Der nächste Schwarm

Gestern schwärmte das große Bienenvolk zum zweiten Mal. Ich jätete gerade meine Gemüsebeete, als mein Nachbar mich holte: "Schau mal nach deinen Bienen!" Eine wilde Wolke kreiste über dem Garten, zog spiralig erst Richtung Kiefer (Oh, bitte nicht dort landen! Da komme ich nie dran!), dann über den Flieder im hinteren Knick und ließ sich schließlich als schöne Traube hoch oben in der alten morschen Mirabelle nieder. Da stand ich nun und verrenkte mir den Hals. Wie sollte ich die jetzt bekommen? Ich mit meiner Abneigung gegen hohe Leitern, zumal wenn sie an morsche Bäume gelehnt sind.
B. war nicht zu erreichen. Also ging ich nach gegenüber zu T. Sein Sohn O. erklärte sich bereit. Also versuchten wir es mit einer Trittleiter und einer hohen Leiter, auf die ich sogar stieg! In dem Moment war mein ganzer Schiss verflogen, wichtig war nur, wie ich an das Bienenvolk komme. Es saß aber zu hoch.
O. stieg nun auf die Leiter und bog den Ast samt Schwarmtraube herunter, während ich auf den Kompost stieg und eine große Maurerbütt auf dem Kopf balancierte. O. ruckte an dem Ast, es regnete Bienen auf mich und in die Maurerbütt, aber die Königin war nicht dabei. Die Bienen hängten sich von neuem an den Ast. Wir versuchten es noch einmal, vergeblich. O. äußerte die Vermutung, daß der Abstand zwischen Schwarmtraube und Maurerbütt zu groß sei.

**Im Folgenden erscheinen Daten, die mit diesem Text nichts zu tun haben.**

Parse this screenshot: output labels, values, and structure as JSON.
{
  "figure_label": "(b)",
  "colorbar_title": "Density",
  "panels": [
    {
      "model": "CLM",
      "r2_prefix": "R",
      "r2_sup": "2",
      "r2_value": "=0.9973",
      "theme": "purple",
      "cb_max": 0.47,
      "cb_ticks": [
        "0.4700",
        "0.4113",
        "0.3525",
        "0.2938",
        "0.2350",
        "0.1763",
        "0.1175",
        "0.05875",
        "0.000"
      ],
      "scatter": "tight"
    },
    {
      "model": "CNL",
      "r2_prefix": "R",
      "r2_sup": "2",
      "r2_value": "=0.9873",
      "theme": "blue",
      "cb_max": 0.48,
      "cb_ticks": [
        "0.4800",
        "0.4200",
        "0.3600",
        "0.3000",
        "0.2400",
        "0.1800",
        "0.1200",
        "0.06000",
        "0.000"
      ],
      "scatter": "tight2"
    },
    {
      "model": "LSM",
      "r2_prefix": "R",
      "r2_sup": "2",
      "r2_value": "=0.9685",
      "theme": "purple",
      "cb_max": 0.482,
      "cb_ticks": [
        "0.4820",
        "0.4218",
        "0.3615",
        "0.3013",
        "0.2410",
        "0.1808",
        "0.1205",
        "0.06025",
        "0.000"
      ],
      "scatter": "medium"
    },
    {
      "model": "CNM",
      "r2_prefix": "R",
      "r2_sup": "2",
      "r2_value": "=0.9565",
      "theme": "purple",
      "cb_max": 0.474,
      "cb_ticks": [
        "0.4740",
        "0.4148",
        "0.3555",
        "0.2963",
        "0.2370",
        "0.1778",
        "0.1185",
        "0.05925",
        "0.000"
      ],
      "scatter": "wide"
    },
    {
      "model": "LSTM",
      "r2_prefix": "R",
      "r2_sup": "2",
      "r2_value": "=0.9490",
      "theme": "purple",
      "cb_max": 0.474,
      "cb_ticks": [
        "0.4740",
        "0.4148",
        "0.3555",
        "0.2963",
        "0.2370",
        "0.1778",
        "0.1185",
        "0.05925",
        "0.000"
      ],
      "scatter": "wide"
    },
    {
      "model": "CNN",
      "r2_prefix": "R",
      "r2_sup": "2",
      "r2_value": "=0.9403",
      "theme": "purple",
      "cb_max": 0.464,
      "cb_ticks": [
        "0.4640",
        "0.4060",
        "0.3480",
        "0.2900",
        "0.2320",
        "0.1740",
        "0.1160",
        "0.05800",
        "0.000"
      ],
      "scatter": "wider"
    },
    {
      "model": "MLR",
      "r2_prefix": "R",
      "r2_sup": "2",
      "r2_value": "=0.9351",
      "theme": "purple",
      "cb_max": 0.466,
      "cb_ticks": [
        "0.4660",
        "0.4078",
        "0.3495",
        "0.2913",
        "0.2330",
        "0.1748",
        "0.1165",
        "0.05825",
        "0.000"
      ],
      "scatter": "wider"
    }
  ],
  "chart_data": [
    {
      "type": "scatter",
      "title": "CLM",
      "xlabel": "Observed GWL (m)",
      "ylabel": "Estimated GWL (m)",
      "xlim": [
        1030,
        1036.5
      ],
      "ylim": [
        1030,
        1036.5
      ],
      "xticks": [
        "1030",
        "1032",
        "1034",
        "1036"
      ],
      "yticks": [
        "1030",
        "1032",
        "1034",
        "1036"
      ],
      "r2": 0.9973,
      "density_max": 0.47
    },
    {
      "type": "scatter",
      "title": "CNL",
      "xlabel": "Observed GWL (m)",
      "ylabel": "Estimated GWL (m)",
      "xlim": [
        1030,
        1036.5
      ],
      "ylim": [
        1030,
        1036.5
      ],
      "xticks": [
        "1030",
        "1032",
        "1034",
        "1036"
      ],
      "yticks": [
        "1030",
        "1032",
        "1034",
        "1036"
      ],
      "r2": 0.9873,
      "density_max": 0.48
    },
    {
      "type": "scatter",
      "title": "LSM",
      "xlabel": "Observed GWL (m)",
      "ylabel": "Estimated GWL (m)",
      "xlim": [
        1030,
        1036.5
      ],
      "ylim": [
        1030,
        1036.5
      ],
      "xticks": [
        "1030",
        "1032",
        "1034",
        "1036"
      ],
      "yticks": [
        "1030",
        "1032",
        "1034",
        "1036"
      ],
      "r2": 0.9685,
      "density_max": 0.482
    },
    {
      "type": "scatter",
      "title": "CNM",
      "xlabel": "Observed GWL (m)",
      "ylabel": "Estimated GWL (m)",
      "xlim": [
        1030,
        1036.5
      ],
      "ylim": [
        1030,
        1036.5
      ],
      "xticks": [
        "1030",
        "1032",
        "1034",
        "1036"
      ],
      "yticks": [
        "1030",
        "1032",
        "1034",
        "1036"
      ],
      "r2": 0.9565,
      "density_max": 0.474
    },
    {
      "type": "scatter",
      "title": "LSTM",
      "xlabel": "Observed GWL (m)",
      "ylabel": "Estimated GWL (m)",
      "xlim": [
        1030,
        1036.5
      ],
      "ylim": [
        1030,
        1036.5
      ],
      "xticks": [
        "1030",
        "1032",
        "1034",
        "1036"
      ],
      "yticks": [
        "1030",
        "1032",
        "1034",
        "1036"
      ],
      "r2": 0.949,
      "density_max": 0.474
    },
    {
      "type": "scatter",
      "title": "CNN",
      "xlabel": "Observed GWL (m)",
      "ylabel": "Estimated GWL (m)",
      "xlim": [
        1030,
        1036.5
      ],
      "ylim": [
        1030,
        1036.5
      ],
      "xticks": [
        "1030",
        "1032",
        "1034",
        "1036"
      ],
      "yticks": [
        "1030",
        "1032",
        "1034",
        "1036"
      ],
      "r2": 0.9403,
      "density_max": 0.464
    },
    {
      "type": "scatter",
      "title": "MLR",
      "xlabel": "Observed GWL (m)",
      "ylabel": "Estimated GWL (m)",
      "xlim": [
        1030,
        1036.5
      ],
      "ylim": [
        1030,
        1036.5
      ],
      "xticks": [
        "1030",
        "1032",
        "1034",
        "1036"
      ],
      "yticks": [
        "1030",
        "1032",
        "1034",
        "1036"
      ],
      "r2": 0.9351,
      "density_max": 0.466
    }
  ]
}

Dann kam B. Wir stellten den Gartentisch unter die Schwarmtraube und stiegen drauf. Ich hielt wieder die Maurerbütt über meinen Kopf, O. zog den Ast mit dem Sauzahn (das Gartengerät mit dem längsten Stiel) so weit herunter wie möglich und B. schnitt ihn ab. Der Ast fiel mitsamt dem Schwarm in die Bütt.

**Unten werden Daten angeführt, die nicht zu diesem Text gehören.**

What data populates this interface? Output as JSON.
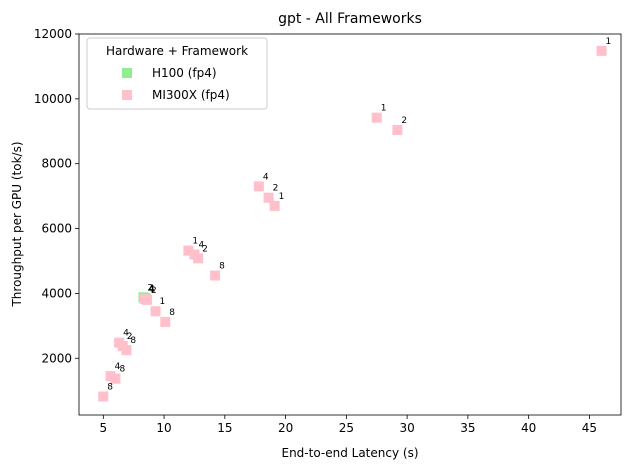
{
  "chart_data": {
    "type": "scatter",
    "title": "gpt - All Frameworks",
    "xlabel": "End-to-end Latency (s)",
    "ylabel": "Throughput per GPU (tok/s)",
    "xlim": [
      3.0,
      47.6
    ],
    "ylim": [
      250,
      12000
    ],
    "xticks": [
      5,
      10,
      15,
      20,
      25,
      30,
      35,
      40,
      45
    ],
    "yticks": [
      2000,
      4000,
      6000,
      8000,
      10000,
      12000
    ],
    "grid": false,
    "legend": {
      "title": "Hardware + Framework",
      "position": "top-left"
    },
    "series": [
      {
        "name": "H100 (fp4)",
        "color": "#90ee90",
        "marker": "square",
        "points": [
          {
            "x": 8.3,
            "y": 3880,
            "label": "2"
          },
          {
            "x": 8.4,
            "y": 3860,
            "label": "4"
          },
          {
            "x": 8.5,
            "y": 3840,
            "label": "1"
          }
        ]
      },
      {
        "name": "MI300X (fp4)",
        "color": "#ffc0cb",
        "marker": "square",
        "points": [
          {
            "x": 46.0,
            "y": 11480,
            "label": "1"
          },
          {
            "x": 27.5,
            "y": 9420,
            "label": "1"
          },
          {
            "x": 29.2,
            "y": 9040,
            "label": "2"
          },
          {
            "x": 17.8,
            "y": 7300,
            "label": "4"
          },
          {
            "x": 18.6,
            "y": 6950,
            "label": "2"
          },
          {
            "x": 19.1,
            "y": 6700,
            "label": "1"
          },
          {
            "x": 12.0,
            "y": 5320,
            "label": "1"
          },
          {
            "x": 12.5,
            "y": 5200,
            "label": "4"
          },
          {
            "x": 12.8,
            "y": 5080,
            "label": "2"
          },
          {
            "x": 14.2,
            "y": 4550,
            "label": "8"
          },
          {
            "x": 8.4,
            "y": 3830,
            "label": "4"
          },
          {
            "x": 8.6,
            "y": 3800,
            "label": "2"
          },
          {
            "x": 9.3,
            "y": 3450,
            "label": "1"
          },
          {
            "x": 10.1,
            "y": 3120,
            "label": "8"
          },
          {
            "x": 6.3,
            "y": 2480,
            "label": "4"
          },
          {
            "x": 6.6,
            "y": 2380,
            "label": "2"
          },
          {
            "x": 6.9,
            "y": 2250,
            "label": "8"
          },
          {
            "x": 5.6,
            "y": 1450,
            "label": "4"
          },
          {
            "x": 6.0,
            "y": 1370,
            "label": "8"
          },
          {
            "x": 5.0,
            "y": 820,
            "label": "8"
          }
        ]
      }
    ]
  }
}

Jetzt ließen sich die Bienen einfach in die Schwarmkiste füllen und der Rest fand sich nach und nach ebenfalls ein. Wie sehr erzieht der Umgang mit Bienen zu Langsamkeit und Achtsamkeit! Sie haben ihre eigene Zeit, sie können nicht gedrängt werden. EineR würde höchstens schmerzhafte Stiche riskieren.
Faszinierend finde ich auch die Sanftmut und den Langmut der Bienen: wir hatten ihnen einiges zugemutet und obwohl wir drei keine Schutzkleidung trugen, gab es keinen einzigen Stich.
Als ich mit der summenden Schwarmkiste in Kiel ankam, wo Jans in seinem Garten schon alles vorbereitet hatte, zogen sie ganz friedlich in den bereitstehenden Top BarHive ein. Man sagt ja, daß Imker eine gerade zu übersinnliche Beziehung zu ihren Bienen haben. Das glaube ich mittlerweile auch: die Tiere scheinen zu wissen, daß wir ihnen helfen wollen. Ich glaube, daß sie es in diesem wilden Stadtgarten sehr gut haben werden.

Beim Lesen von Die Gaben der Bienen von Karsten Massei kam mir das Bild von einem See, um das Verhältnis von der mit unseren körperlichen Sinnen wahrnehmbaren Welt und der Anderswelt deutlich zu machen. Wir nehmen wahr, was oberhalb der Wasserfläche ist. Unter der Wasseroberfläche befindet sich eine andere Welt mit anderen Gesetzmäßigkeiten.
Wir brauchen andere Sinne als unsere körperlichen um sie wahrzunehmen. Der erste Schritt ist anzuerkennen, daß es neben unserer noch eine andere Welt mit anderen Wesenheiten gibt, die uns ständig begleiten.
Heute brach ich mit meiner Gewohnheit, nicht wählen zu gehen: ich fuhr bei bestem Sommerwetter mit dem Fahrrad nach Bellin. Im Dorfgemeinschaftshaus saßen drei Männer hinter einem langen Tisch. Ich bekam Pralinen angeboten und etwas sehr Nettes gesagt, machte gut gelaunt mein Kreuzchen und fuhr beschwingt durch Wald und Feld wieder nach Hause.
Warum ich dieses Mal wählen war? Weil ich nicht der Lobby der Genmanipulierer, Giftspritzer und Patente-auf-Saatgut-Erheber das Feld (im wahrsten Sinne des Wortes) überlassen will.
Bin ich inkonsequent? Ja, und es gefällt mir!!